As Douglas Atkin notes in The Culting of Brands, people don’t buy ideas or things, “People buy people.” Atkins argues that people buy into philosophies and products based on other people they respect and communities they want to be a part of. In one extreme example, people didn’t follow Jim Jones because they liked cyanide-laced Kool-Aid, they did it because they believed in their fellow followers. People grow and change their entire lives so that they’re able to evolve, to find themselves and ultimately belong to something. In this way, people are like software — we are always in beta. Whether it’s a new life stage or a family crisis, whether it’s a new job, a new haircut, or the newest edition of “Awaken the Giant Within” (or insert favorite self-help title here), we are all continually working out bugs and looking to improve our status quo.
Along those lines, why shouldn’t brands stay in perpetual beta too? Brands aren’t people, but they are owned and operated by them. And if we want more people to believe in and engage with our brands we have to be people first.
Brands and products that embrace a beta-philosophy have the potential to connect more than those who don’t. Brands in beta have an edge on their competition because they listen and learn from their consumers and can change and grow with them.
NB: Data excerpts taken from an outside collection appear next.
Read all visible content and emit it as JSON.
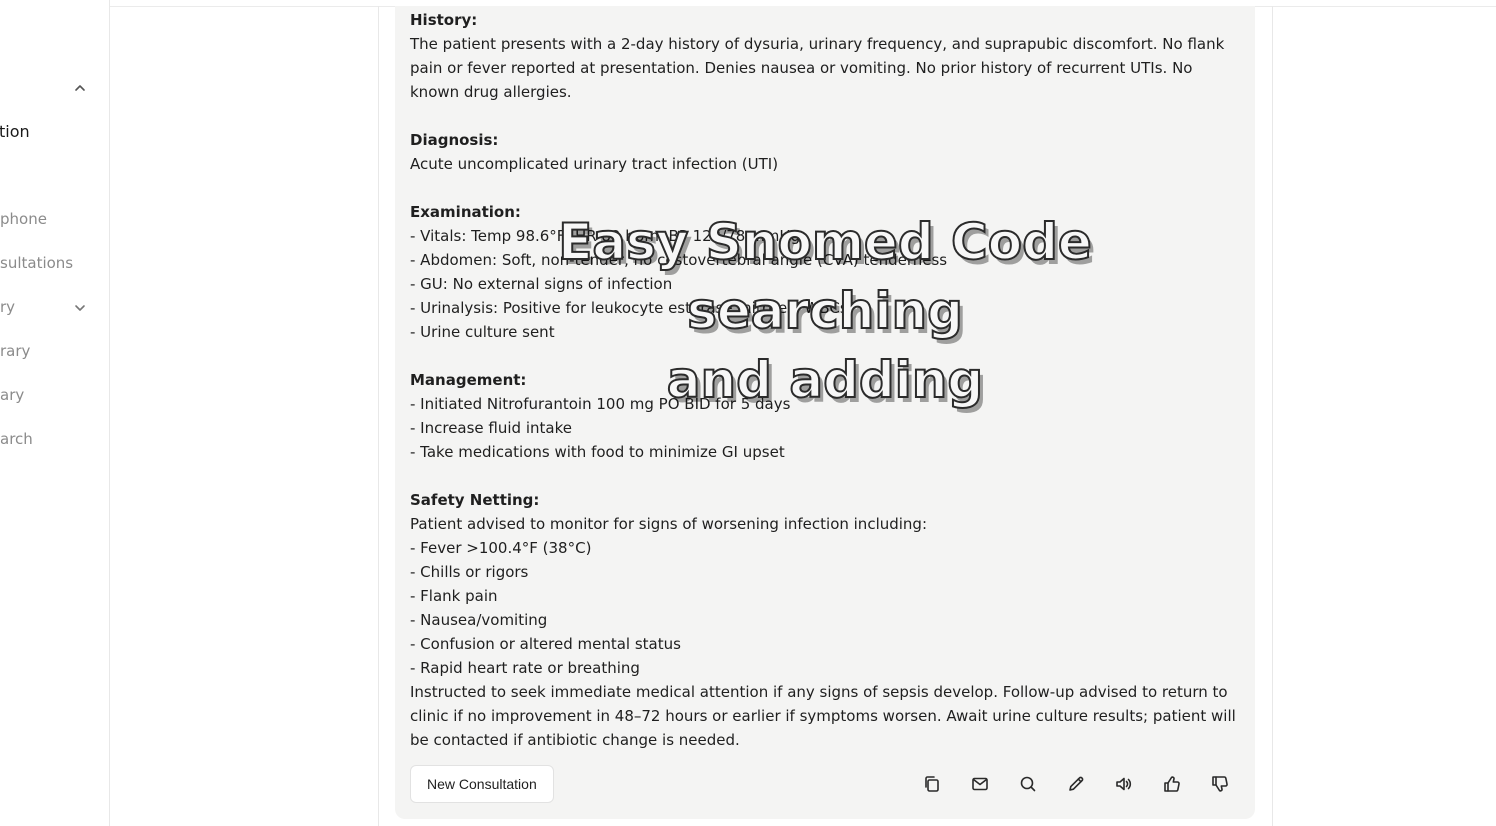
{
  "sidebar": {
    "items": [
      {
        "label": "tion",
        "active": true
      },
      {
        "label": "phone"
      },
      {
        "label": "sultations"
      },
      {
        "label": "ry"
      },
      {
        "label": "rary"
      },
      {
        "label": "ary"
      },
      {
        "label": "arch"
      }
    ]
  },
  "note": {
    "history_heading": "History:",
    "history_text": "The patient presents with a 2-day history of dysuria, urinary frequency, and suprapubic discomfort. No flank pain or fever reported at presentation. Denies nausea or vomiting. No prior history of recurrent UTIs. No known drug allergies.",
    "diagnosis_heading": "Diagnosis:",
    "diagnosis_text": "Acute uncomplicated urinary tract infection (UTI)",
    "examination_heading": "Examination:",
    "examination_items": [
      "- Vitals: Temp 98.6°F, HR 82 bpm, BP 122/78 mmHg",
      "- Abdomen: Soft, non-tender, no costovertebral angle (CVA) tenderness",
      "- GU: No external signs of infection",
      "- Urinalysis: Positive for leukocyte esterase, nitrites, WBCs",
      "- Urine culture sent"
    ],
    "management_heading": "Management:",
    "management_items": [
      "- Initiated Nitrofurantoin 100 mg PO BID for 5 days",
      "- Increase fluid intake",
      "- Take medications with food to minimize GI upset"
    ],
    "safety_heading": "Safety Netting:",
    "safety_intro": "Patient advised to monitor for signs of worsening infection including:",
    "safety_items": [
      "- Fever >100.4°F (38°C)",
      "- Chills or rigors",
      "- Flank pain",
      "- Nausea/vomiting",
      "- Confusion or altered mental status",
      "- Rapid heart rate or breathing"
    ],
    "safety_outro": "Instructed to seek immediate medical attention if any signs of sepsis develop. Follow-up advised to return to clinic if no improvement in 48–72 hours or earlier if symptoms worsen. Await urine culture results; patient will be contacted if antibiotic change is needed."
  },
  "footer": {
    "new_consultation_label": "New Consultation",
    "actions": [
      "copy-icon",
      "mail-icon",
      "search-icon",
      "pencil-icon",
      "speaker-icon",
      "thumbs-up-icon",
      "thumbs-down-icon"
    ]
  },
  "overlay": {
    "line1": "Easy Snomed Code",
    "line2": "searching",
    "line3": "and adding"
  }
}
Today, many “new” companies cropping up live by this philosophy: Zappos, Threadless, Netflix, Kiva–while older companies follow to survive. But you don’t need to be “new” to practice new thinking: Xerox (from copiers to documents), Kodak (from film to digital), Amazon (from e-tailer to innovator w/ Kindle).

Of course it’s easier to build a new company with a beta philosophy because people at the longstanding corporation often don’t have the fight in them, not to mention the power to make a difference. Dennis Ryan had a great example of this in his “Committees, Cooperation and Compromise” post awhile back when an American Airlines User Experience Architect admitted that the aa.com website was a “dog’s breakfast” and essentially impossible to change.
It isn’t possible to beta-fy an existing brand overnight, but you can start the process by listening and learning from people. With the amount of constant conversation on the web, you can always tap into some thinking. More than concepts or things, people have the greatest potential to identify, influence and inspire. Because your brand is owned by the people and those people are your personality.